Первым, кто решительно приступил к осмыслению этой проблемы, стал св. Августин. Это связано с тем,
что, как было показано в Других работах (Todorov 1977, 1978; Eco 1984, 1), он был первым автором,
который, базируясь на хорошо ему знакомой культуре стоицизма, заложил основы теории знака (весьма
близкой теории Соссюра, несмотря на ее значительно более раннее появление).
86
Иными словами, св. Августин — первый, кто может уверенно перемещаться среди знаков, которые
являются словами, и вещей, которые могут действовать как знаки, ибо он знает и настойчиво утверждает,
что signum est enim res praeter speciem, quam ingerii sensibus, aliud aliquid ex se faciens in
cogitationem venire, знак — это всякая вещь, которая пробуждает в нашем уме нечто иное, отличное от
того впечатления, которое сама она производит на наши чувства (De doctrina Christiana II, 1, 1 ). Не все
вещи являются знаками, но, несомненно, любой знак — это вещь, и наряду со знаками, которые человек
умышленно производит, чтобы они нечто обозначали, существуют также вещи и события (а то и факты, и
персонажи?), которые можно воспринимать как знаки или которые (как это имеет место в Священной
истории) могут сверхъестественным образом располагаться как знаки — и именно так их следует
воспринимать.
Св. Августин приступает к чтению библейского текста во всеоружии того лингво-риторического
инструментария, которым еще не совсем разрушенная позднелатинская культура могла его наделить (ср.:
Marrou 1958). К процессу интерпретации он применяет принципы выбора (lectio) (чтобы за счет выявления
правильной пунктуации определить изначальный смысл текста), чтения (recitatici), суждения (judicium) и
особенно принцип обстоятельного изложения (enarratio) и исправления (emendatio), который мы сегодня
могли бы назвать текстологией или филологией. Он учит нас разграничивать темные и двусмысленные
знаки, с одной стороны, и вполне ясными, с другой; учит прекращать бесплодную дискуссию, если знак
приходится понимать как в прямом, так и в переносном смысле. Он ставит такую проблему перевода, так
как прекрасно знает, что Ветхий Завет был написан не на латыни (на которой сам Августин его и прочитал);
однако древнееврейского он не знает и потому в качестве последнего довода (ultima ratio) предлагает
сравнивать между собой различные переводы или соотносить предполагаемый смысл с предшествующим и
последующим контекстами. И, пытаясь прикрыть собственные пробелы касательно знания иврита, Августин
выражает свое недоверие к евреям, которые, по его мнению, могли исказить оригинальный текст из
ненависти к истине, столь ясно в нем явленной...).
87
Действуя таким образом, Августин разрабатывает правило выявления образного содержания, которое и
доныне сохраняет свое значение, причем не столько в смысле нахождения тропов и прочих аллегорических
фигур, сколько в смысле определения той текстуальной стратегии, с которой мы и сегодня связываем
символическую силу (в современном значении). Он прекрасно понимает, что метафору или метонимию
легко распознать, ведь, если бы мы толковали их буквально, текст потерял бы смысл или стал бы выглядеть
примитивно лживым. Но что делать с такими выражениями (обычно разрастающимися до целой фразы, и
даже повествования в целом и не сводящимся к отдельному образу), которые могут иметь также и
буквальный смысл, но которым истолкователь, напротив, вынужден приписывать смысл иносказательный
(как, например, это имеет место с аллегориями)?

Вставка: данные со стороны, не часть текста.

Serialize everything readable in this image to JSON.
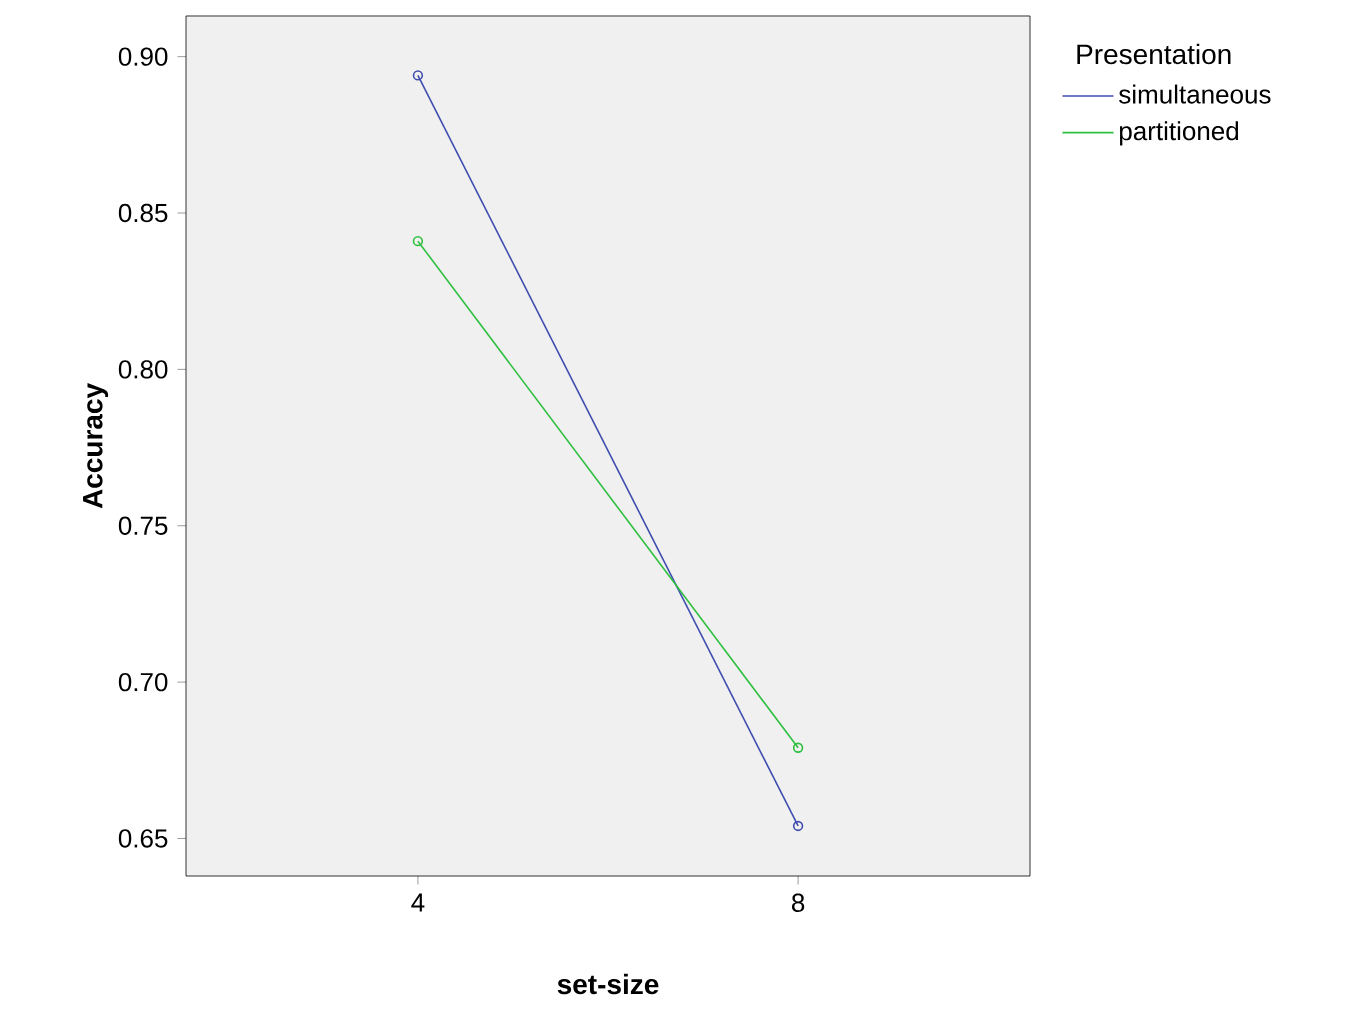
{
  "chart_data": {
    "type": "line",
    "xlabel": "set-size",
    "ylabel": "Accuracy",
    "legend_title": "Presentation",
    "categories": [
      "4",
      "8"
    ],
    "series": [
      {
        "name": "simultaneous",
        "color": "#3f4daf",
        "values": [
          0.894,
          0.654
        ]
      },
      {
        "name": "partitioned",
        "color": "#2fbf3f",
        "values": [
          0.841,
          0.679
        ]
      }
    ],
    "ylim": [
      0.638,
      0.913
    ],
    "yticks": [
      {
        "value": 0.65,
        "label": "0.65"
      },
      {
        "value": 0.7,
        "label": "0.70"
      },
      {
        "value": 0.75,
        "label": "0.75"
      },
      {
        "value": 0.8,
        "label": "0.80"
      },
      {
        "value": 0.85,
        "label": "0.85"
      },
      {
        "value": 0.9,
        "label": "0.90"
      }
    ],
    "legend": "right",
    "marker": "circle",
    "line_style": "solid"
  }
}
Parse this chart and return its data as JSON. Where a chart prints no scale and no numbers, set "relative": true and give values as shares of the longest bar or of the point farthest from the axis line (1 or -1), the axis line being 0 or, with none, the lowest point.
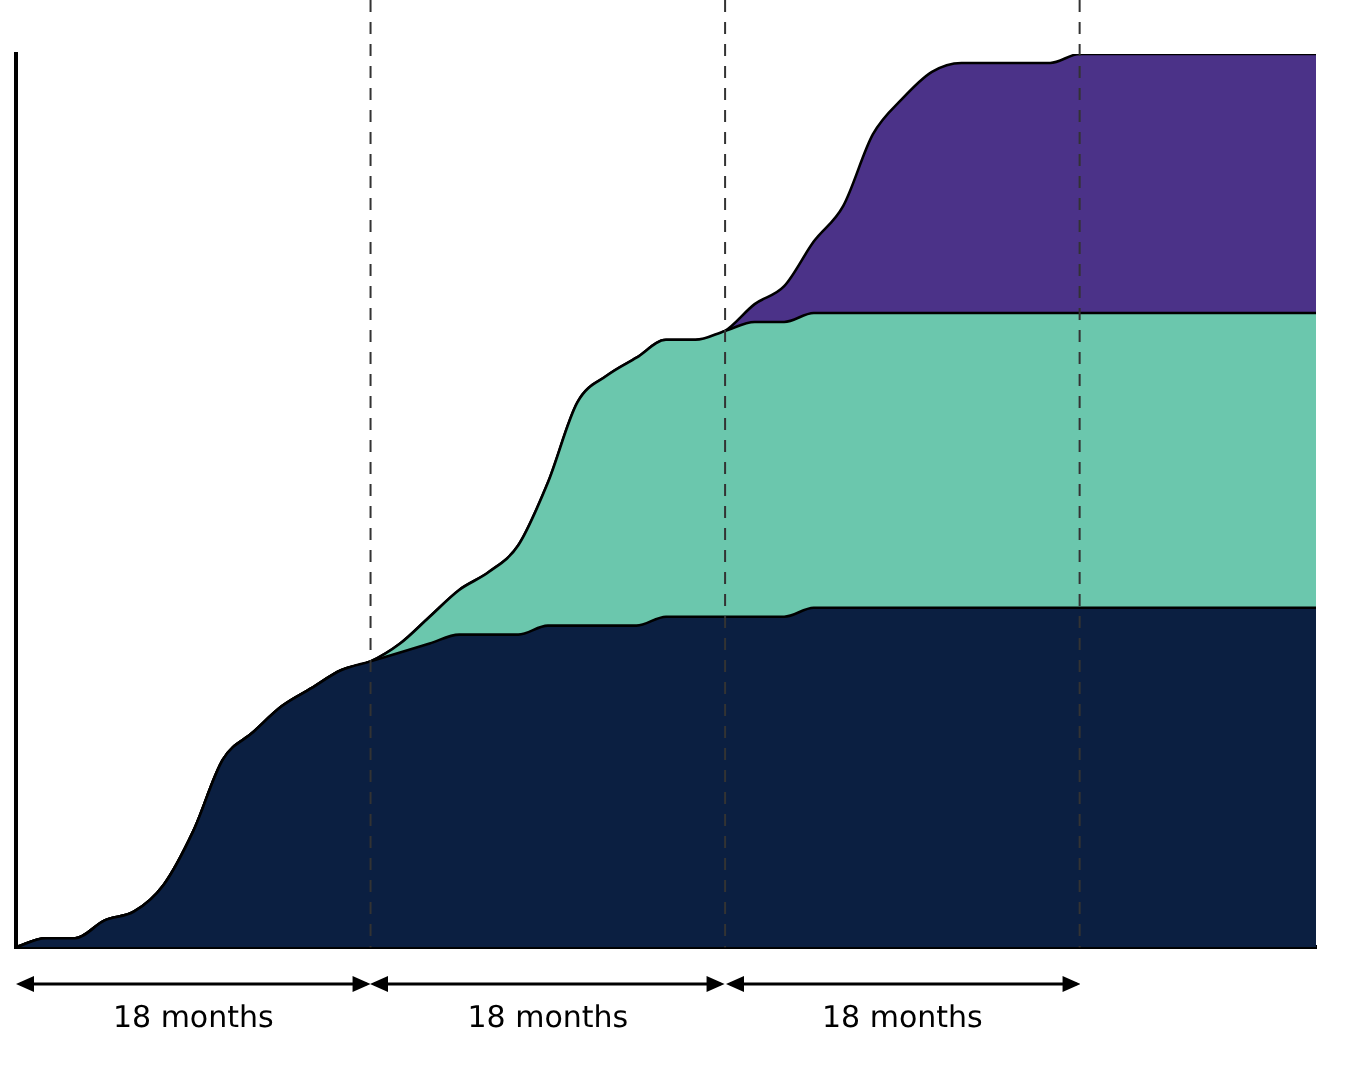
{
  "chart_data": {
    "type": "area",
    "stacked": true,
    "relative": true,
    "grid": "x",
    "legend": false,
    "marker": "none",
    "categories": [
      null,
      null,
      null,
      null,
      null,
      null,
      null,
      null,
      null,
      null,
      null,
      null,
      null,
      null,
      null,
      null,
      null,
      null,
      null,
      null,
      null,
      null,
      null,
      null,
      null,
      null,
      null,
      null,
      null,
      null,
      null,
      null,
      null,
      null,
      null,
      null,
      null,
      null,
      null,
      null,
      null,
      null,
      null,
      null,
      null
    ],
    "series": [
      {
        "color": "#0b1f41",
        "values": [
          0,
          0.01,
          0.01,
          0.03,
          0.04,
          0.07,
          0.13,
          0.21,
          0.24,
          0.27,
          0.29,
          0.31,
          0.32,
          0.33,
          0.34,
          0.35,
          0.35,
          0.35,
          0.36,
          0.36,
          0.36,
          0.36,
          0.37,
          0.37,
          0.37,
          0.37,
          0.37,
          0.38,
          0.38,
          0.38,
          0.38,
          0.38,
          0.38,
          0.38,
          0.38,
          0.38,
          0.38,
          0.38,
          0.38,
          0.38,
          0.38,
          0.38,
          0.38,
          0.38,
          0.38
        ]
      },
      {
        "color": "#6bc7ad",
        "values": [
          0,
          0,
          0,
          0,
          0,
          0,
          0,
          0,
          0,
          0,
          0,
          0,
          0,
          0.01,
          0.03,
          0.05,
          0.07,
          0.1,
          0.16,
          0.25,
          0.28,
          0.3,
          0.31,
          0.31,
          0.32,
          0.33,
          0.33,
          0.33,
          0.33,
          0.33,
          0.33,
          0.33,
          0.33,
          0.33,
          0.33,
          0.33,
          0.33,
          0.33,
          0.33,
          0.33,
          0.33,
          0.33,
          0.33,
          0.33,
          0.33
        ]
      },
      {
        "color": "#4b3288",
        "values": [
          0,
          0,
          0,
          0,
          0,
          0,
          0,
          0,
          0,
          0,
          0,
          0,
          0,
          0,
          0,
          0,
          0,
          0,
          0,
          0,
          0,
          0,
          0,
          0,
          0,
          0.02,
          0.04,
          0.08,
          0.12,
          0.2,
          0.24,
          0.27,
          0.28,
          0.28,
          0.28,
          0.28,
          0.29,
          0.29,
          0.29,
          0.29,
          0.29,
          0.29,
          0.29,
          0.29,
          0.29
        ]
      }
    ],
    "annotations": [
      "18 months",
      "18 months",
      "18 months"
    ]
  }
}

Как указывает Августин, мы должны улавливать иносказательный смысл каждый раз, когда Писание (даже
если в нем говорится о вещах, которые имеют смысл и при буквальном прочтении) как будто начинает
противоречить постулатам веры или требованиям благопристойности. Магдалина омывает ноги Христа
благовониями и затем вытирает их своими волосами. Можно ли представить себе, чтобы Искупитель
подчинился такому языческому и чувственному обряду? Разумеется, нет. Следовательно, данный эпизод
имеет какой-то скрытый смысл.
Однако нам надо улавливать иносказание и в тех случаях, когда текст Писания оказывается чересчур
пространным или включает в себя выражения, которые, если воспринимать их в буквальном смысле,
выглядят очень бледно. Эти два условия поражают свой тонкостью и (смею настаивать) новизной, даже если
Августин и считает, что их уже затрагивали другие авторы (4). Излишества наблюдаются тогда, когда текст
слишком подробно описывает то, что имеет буквальный смысл, хотя для такого подробного описания нет
причин. Применительно к нашему времени можно, например, задаться вопросом, почему Монтале столь
значительную часть своих «старых стихов» посвящает описанию того, как бабочка во время грозовой ночи
влетает в дом и «как обезумевшая» бьется над столом, «вздымая бумаги»? Причина в том, что бабочка
означает нечто иное (и в конце стихотворения поэт это подтверждает).
88
Так же, согласно Августину, надо воспринимать и скудные в смысловом отношении слова, например, имена
собственные, числа и специальные термины, которые явно отсылают к какому-то иному
содержанию.
Если до сих пор речь шла о герменевтических правилах (как выявлять отрывки, которые нуждаются в
истолковывании в соответствии с каким-то другим смыслом), то далее Августин приступает к изложению
более конкретных семиотико-лингвистических правил: как отыскать ключи для расшифровки, ведь вопрос
сводится к правильному истолкованию в соответствии с общепринятым кодом. Когда речь идет о словах,
Августин знает, где найти правила для их истолкования: в риторике и классической грамматике, и здесь
особых трудностей не возникает. Однако ему известно и то, что Писание говорит не только in verbis, но и
in factis (De doctr. III, 5, 9, и тут помимо аллегории рассказа (allegoria sermonis) мы имеем и аллегорию
истории (allegoria historiae), De vera religione 50, 99); исходя из этого, Августин отсылает читателя к
энциклопедиям (или, по меньшей мере, к тому знанию, которое ему могла дать поздняя античность).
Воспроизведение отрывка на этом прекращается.